2. Mix all dry ingredients in a bowl.
3. In a jug melt butter, let cool and then add the milk and egg.
4. Whisk both mixtures together.
5. Pour into your prepared tin and bake for approx 20 mins or until the centre is cooked.
6. Add toppings and decorations of your choice!
Toppings options:
Chocolate and strawberries
Crispy bacon and syrup
Bananas and toffee sauce (banoffee)
Yoghurt and blueberries
Fluffy American-style Pancakes
You will need:
A non-stick frying pan
2 tbsp melted butter
135g plain flour
1 tsp baking powder
1 egg
½ tsp salt
130ml milk (of choice)
2 tbsp caster sugar
Method:
1. Mix all dry ingredients in a bowl.
2. In a jug melt butter, let cool and then add the milk and egg.
3. Whisk both mixtures together.
4. Spoon some of the mixture into a hot frying pan to create a circular shape
5. Once you see bubbles on top, it’s time to flip over.
6. Cook until golden brown.
7. Repeat x 8.
8. Add toppings and decorations of your choice
Basic Pancake Recipe (crepe style)
You will need:
A non-stick frying pan
100g plain flour
2 eggs
300ml milk (of choice)
Method:
1. Put all ingredients in a jug and whisk until you have a smooth batter.

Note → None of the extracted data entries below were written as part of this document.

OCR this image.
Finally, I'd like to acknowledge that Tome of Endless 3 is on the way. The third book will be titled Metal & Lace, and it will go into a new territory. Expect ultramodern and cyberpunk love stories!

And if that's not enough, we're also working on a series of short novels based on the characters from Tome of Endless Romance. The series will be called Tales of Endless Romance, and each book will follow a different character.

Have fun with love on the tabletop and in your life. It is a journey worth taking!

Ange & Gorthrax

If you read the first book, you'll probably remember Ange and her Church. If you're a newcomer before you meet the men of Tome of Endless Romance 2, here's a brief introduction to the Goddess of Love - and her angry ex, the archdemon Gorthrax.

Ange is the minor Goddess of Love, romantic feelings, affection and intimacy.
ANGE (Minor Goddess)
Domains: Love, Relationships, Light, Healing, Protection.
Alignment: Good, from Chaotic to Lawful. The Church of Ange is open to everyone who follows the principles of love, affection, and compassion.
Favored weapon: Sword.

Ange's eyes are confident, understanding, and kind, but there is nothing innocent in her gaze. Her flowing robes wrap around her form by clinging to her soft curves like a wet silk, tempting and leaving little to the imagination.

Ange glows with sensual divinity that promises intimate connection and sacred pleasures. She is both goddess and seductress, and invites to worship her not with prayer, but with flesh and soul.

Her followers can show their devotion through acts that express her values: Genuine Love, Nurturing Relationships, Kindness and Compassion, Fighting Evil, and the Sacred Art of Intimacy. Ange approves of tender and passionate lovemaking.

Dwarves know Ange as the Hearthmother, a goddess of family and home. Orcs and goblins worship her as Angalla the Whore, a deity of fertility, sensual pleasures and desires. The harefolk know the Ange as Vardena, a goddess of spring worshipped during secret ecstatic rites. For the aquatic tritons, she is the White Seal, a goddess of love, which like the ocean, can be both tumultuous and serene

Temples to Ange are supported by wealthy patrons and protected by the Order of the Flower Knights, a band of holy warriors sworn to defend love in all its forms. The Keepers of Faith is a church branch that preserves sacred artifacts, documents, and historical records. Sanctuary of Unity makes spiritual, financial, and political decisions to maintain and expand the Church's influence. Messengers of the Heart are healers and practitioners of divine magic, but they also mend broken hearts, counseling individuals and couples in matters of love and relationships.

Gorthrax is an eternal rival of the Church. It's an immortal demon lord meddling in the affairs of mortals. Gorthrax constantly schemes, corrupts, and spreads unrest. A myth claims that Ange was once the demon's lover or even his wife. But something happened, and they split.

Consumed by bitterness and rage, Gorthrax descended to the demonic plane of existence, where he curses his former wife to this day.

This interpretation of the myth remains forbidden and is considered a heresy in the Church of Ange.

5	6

2. Rest it for 30 mins if you have time.
3. Pour a little bit of the mixture into a hot, oiled pan and make your pancakes one by one.
4. Pour enough batter to thinly coat your pan, and flip when you see bubbles on the surface
5. Serve with toppings of your choice.
Manchester Tart Pancake
You will need:
A non-stick frying pan
Cake stand or plate
For the crème patisserie:
4 egg yolks
1 tbsp vanilla extract
60g caster sugar
25g plain flour
2 tsp cornflour
280ml milk
For the pancakes:
4 tbsp melted butter
270g plain flour
3 tsp baking powder
2 egg
260ml milk (of choice)
4 tbsp caster sugar
For the jam:
150g of your favourite raspberry jam
For decoration:
A sprinkle of desiccated coconut
Glace or maraschino cherries
Cream
Method:
1. Start with the crème patisserie, by whisking the eggs, sugar and vanilla together in a bowl until creamy.
2. Add in the flours and whisk again.
3. Heat the milk until warm and pour over the egg mixture. Pour all of the mixture back into the pan and whisk well until thick.
4. Cool in a bowl with cling film to prevent a skin from forming.
5. Next, the pancakes. Mix all of the dry ingredients in a bowl.
6. In a jug melt butter, let cool and then add the milk and egg.
7. Whisk both mixtures together.
8. Spoon some of the mixture into a hot frying pan to create a circular shape
9. Once you see bubbles on top, it’s time to flip over.
10. Cook until golden brown.
11. Repeat x 7.
12. Once everything is cool, start to layer the pancakes, with the jam and crème patisserie.
13. Cover the top pancake with jam and sprinkle on desiccated coconut. Add cream swirls and cherries to finish.